Skip to content

anthology

Anthology

Anthology(datadir, verbose=True)

An instance of the ACL Anthology data.

Attributes:

Name Type Description
datadir PathLike[str]

The path to the data folder.

verbose bool

If False, will not show progress bars during longer operations.

collections instance-attribute

collections = CollectionIndex(self)

The CollectionIndex for accessing collections, volumes, and papers.

events instance-attribute

events = EventIndex(self, verbose)

The EventIndex for accessing events.

people instance-attribute

people = PersonIndex(self, verbose)

The PersonIndex for accessing authors and editors.

relaxng property

relaxng

The RelaxNG schema for the Anthology's XML data files.

sigs instance-attribute

sigs = SIGIndex(self)

The SIGIndex for accessing SIGs.

venues instance-attribute

venues = VenueIndex(self)

The VenueIndex for accessing venues.

find_people

find_people(name_def)

Find people by name.

Parameters:

Name Type Description Default
name_def ConvertableIntoName

Anything that can be resolved to a name; see below for examples.

required

Returns:

Type Description
list[Person]

A list of Person objects with the given name.

Examples:

>>> anthology.find_people("Doe, Jane")
>>> anthology.find_people(("Jane", "Doe"))       # same as above
>>> anthology.find_people({"first": "Jane",
                             "last": "Doe"})      # same as above
>>> anthology.find_people(Name("Jane", "Doe"))   # same as above

from_repo classmethod

from_repo(
    repo_url="https://github.com/acl-org/acl-anthology.git",
    path=None,
    verbose=True,
)

Instantiates the Anthology from a Git repo.

Parameters:

Name Type Description Default
repo_url str

The URL of a Git repo with Anthology data. If not given, defaults to the official ACL Anthology repo.
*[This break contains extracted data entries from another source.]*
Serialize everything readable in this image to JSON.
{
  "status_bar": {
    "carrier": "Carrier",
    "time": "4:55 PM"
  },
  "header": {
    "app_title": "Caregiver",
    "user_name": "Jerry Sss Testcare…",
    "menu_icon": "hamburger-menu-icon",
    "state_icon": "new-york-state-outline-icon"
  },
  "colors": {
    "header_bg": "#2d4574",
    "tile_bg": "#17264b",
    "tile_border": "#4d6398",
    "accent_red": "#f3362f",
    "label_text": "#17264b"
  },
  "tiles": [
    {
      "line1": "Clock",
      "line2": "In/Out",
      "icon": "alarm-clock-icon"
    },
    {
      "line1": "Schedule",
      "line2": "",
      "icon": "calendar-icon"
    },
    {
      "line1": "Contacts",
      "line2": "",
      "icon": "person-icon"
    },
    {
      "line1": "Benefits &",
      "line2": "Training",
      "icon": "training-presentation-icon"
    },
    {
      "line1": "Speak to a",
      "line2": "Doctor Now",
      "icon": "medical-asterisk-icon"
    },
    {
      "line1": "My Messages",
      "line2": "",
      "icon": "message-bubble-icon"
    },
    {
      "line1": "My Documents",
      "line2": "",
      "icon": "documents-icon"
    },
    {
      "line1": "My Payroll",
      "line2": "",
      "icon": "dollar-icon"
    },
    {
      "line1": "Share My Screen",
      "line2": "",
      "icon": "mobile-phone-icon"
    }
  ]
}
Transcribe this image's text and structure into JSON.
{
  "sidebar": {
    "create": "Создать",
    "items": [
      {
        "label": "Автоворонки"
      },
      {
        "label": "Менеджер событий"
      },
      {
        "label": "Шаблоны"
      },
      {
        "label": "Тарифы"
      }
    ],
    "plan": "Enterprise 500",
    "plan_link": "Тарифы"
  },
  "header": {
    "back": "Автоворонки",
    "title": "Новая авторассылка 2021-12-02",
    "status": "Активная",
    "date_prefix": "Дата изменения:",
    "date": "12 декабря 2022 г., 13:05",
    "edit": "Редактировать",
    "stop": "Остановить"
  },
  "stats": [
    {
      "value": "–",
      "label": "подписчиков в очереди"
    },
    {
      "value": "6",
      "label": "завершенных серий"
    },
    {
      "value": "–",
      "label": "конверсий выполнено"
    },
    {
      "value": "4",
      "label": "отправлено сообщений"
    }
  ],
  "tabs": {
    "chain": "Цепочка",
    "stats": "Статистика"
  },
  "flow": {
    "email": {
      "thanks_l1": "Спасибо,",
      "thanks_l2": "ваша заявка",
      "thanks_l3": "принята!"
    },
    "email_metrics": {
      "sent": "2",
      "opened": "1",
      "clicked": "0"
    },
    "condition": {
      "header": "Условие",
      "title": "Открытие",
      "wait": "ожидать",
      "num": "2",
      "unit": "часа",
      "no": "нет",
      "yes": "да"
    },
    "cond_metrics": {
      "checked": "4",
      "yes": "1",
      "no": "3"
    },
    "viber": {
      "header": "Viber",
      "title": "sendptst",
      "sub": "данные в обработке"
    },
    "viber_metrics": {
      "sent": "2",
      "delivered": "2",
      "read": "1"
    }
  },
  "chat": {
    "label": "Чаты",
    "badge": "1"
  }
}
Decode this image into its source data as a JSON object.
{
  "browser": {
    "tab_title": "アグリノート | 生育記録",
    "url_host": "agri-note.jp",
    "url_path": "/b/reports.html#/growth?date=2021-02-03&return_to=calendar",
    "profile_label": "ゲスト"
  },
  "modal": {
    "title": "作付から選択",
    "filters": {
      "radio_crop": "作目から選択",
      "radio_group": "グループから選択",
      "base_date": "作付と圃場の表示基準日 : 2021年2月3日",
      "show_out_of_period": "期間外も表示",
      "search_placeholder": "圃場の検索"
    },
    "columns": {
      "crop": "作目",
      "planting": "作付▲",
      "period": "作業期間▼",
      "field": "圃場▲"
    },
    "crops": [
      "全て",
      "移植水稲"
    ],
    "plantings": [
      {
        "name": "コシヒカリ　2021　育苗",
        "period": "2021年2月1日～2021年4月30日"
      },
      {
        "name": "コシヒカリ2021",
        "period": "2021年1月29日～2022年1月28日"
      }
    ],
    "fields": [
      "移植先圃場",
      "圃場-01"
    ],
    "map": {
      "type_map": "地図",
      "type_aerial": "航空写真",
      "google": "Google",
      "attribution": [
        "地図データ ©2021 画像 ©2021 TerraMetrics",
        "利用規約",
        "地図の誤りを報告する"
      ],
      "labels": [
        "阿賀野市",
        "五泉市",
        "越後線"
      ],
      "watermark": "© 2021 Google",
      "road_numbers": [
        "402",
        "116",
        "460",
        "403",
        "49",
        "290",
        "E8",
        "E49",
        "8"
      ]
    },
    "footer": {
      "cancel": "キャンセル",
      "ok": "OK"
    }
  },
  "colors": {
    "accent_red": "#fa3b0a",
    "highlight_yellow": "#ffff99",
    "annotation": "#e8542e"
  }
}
'https://github.com/acl-org/acl-anthology.git'
path Optional[PathLike[str]]

The local path for the repo data. If not given, automatically determines a path within the user's data directory.

None
verbose bool

If False, will not show progress bars during longer operations.

True

get

get(full_id)

Access collections, volumes, and papers, depending on the provided ID.

Parameters:

Name Type Description Default
full_id AnthologyID

An Anthology ID that refers to a collection, volume, or paper.

required

Returns:

Type Description
Optional[Collection | Volume | Paper]

The object corresponding to the given ID.

get_event

get_event(event_id)

Access an event by its ID.

Parameters:

Name Type Description Default
event_id str

An ID that refers to an event, e.g. "acl-2022".

required

Returns:

Type Description
Optional[Event]

The event associated with the given ID.

get_paper

get_paper(full_id)

Access a paper by its ID.

Parameters:

Name Type Description Default
full_id AnthologyID

An Anthology ID that refers to a paper.

required

Returns:

Type Description
Optional[Paper]

The volume associated with the given ID.

get_person

get_person(person_id)

Access a person by their ID.

Parameters:

Name Type Description Default
person_id str

An ID that refers to a person.

required

Returns:

Type Description
Optional[Person]

The person associated with the given ID.

get_volume

get_volume(full_id)

Access a volume by its ID or the ID of a contained paper.

Parameters:

Name Type Description Default
full_id AnthologyID

An Anthology ID that refers to a volume or paper.

required

Returns:

Type Description
Optional[Volume]

The volume associated with the given ID.

load_all

load_all()

Load all Anthology data files.

Calling this function is not strictly necessary. If you access Anthology data through object methods or SlottedDict functionality, data will be loaded on-the-fly as required. However, if you know that your program will load all data files (particularly the XML files) eventually, for example by iterating over all volumes/papers, loading everything at once with this function can result in a considerable speed-up.

papers

papers(full_id=None)

Returns an iterator over all papers.

Parameters:

Name Type Description Default
full_id Optional[AnthologyID]

If provided, only papers matching the given ID will be included.

None

resolve

resolve(name_spec)

Resolve a name specification (e.g. as attached to papers) to a natural person.

Parameters:

Name Type Description Default
name_spec NameSpecificationOrIter

A name specification, or an iterator over name specifications.

required

Returns:

Type Description
PersonOrList

A single Person object if a single name specification was given, or a list of Person objects with equal length to the input iterable otherwise.

Examples:

>>> paper = anthology.get("C92-1025")
>>> anthology.resolve(paper.authors)
[Person(id='lauri-karttunen', ...), Person(id='ronald-kaplan', ...), Person(id='annie-zaenen', ...)]

volumes

volumes(collection_id=None)

Returns an iterator over all volumes.

Parameters:

Name Type Description Default
collection_id Optional[str]

If provided, only volumes belonging to the given collection ID will be included.

None